I look at all the online music maps, and all the retailer recommendations, but I still didn't learn about Barcelona's The Pinker Tones until I was at my neighbor's house and they were playing on his stereo (that's the boxlike device that sits on a shelf and shoots sound out into the air instead of directly into your ears). He had heard of them on the radio, of all places, although it was NPR and not an actual "music" station. Like Skeewiff, The Pinker Tones are a dynamic duo, Professor Manso and Mister Furia (and with aliases like that, who cares about their real names?); they are a little more stylistically diverse than Skeewiff (more lounge, ska, and synthpop), and much more linguistically diverse, with lyrics sung in English, Spanish, French, and German. Again like Skeewiff, they nail the cop-show theme genre, with "In Pea We Nuts" from The Million Colour Revolution:
Finally, The Pinker Tones get bonus points for naming a song "Pink Freud."
The Pinker Tones MySpace page
The Pinker Tones on YouTube
I haven't been very impressed with many online retailers' recommendation systems.
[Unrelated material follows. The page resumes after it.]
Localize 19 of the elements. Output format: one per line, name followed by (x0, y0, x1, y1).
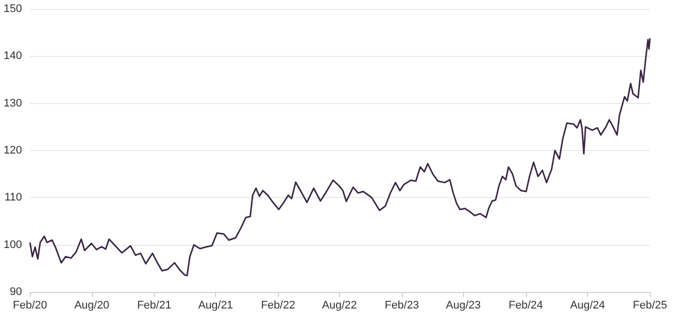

Amazon, for instance, keeps suggesting to me items that I have already bought from them; it's a safe bet that I'll like it, but it's not a safe bet that I'll buy a second one. Emusic, though, delivers pretty well in that regard. What solidified my loyalty to Emusic is that it recommended Skeewiff to me. I'd never heard of them before, but in listening to the online samples I realized I had discovered kindred spirits: they make fake cop show themes! And car chase music! And funky organ jams! And breakbeats galore! Skeewiff is the London-based duo of DJs/producers/songwriters Alex Rizzo and Elliot Ireland and their circle of musical pals, releasing records and CDs through their own Jalapeno Records label. They've done a couple of explicit fake cop show themes--"Cop Show" and "Farsky and Crotch"--but I think they capture the milieu best in "Light the Fuse" from their 2006 CD Private Funktion (and the Wet Your Beak EP):
That veers pretty close to car-chase music too, so I've tagged it as that as well. Spy music too, to cover all the bases. Skeewiff make simply the best drum tracks around, I think the key to their sound is the liberal use of tambourine. Forget the cowbell, I want more tambourine! And how about that logo--an anthropomorphic jalapeno pepper in a sombrero, playing bongos! Is that super-cool or what? Someone at Murdoch College in Australia must like Skeewiff as much as I do, since they've used them for the soundtracks of several (well, three at least) videos on YouTube. You can listen to more Skeewiff songs on their MySpace page, including, finally, a club version of "Man of Constant Sorrow." Which reminds me of Rednex, but that's a story for another day.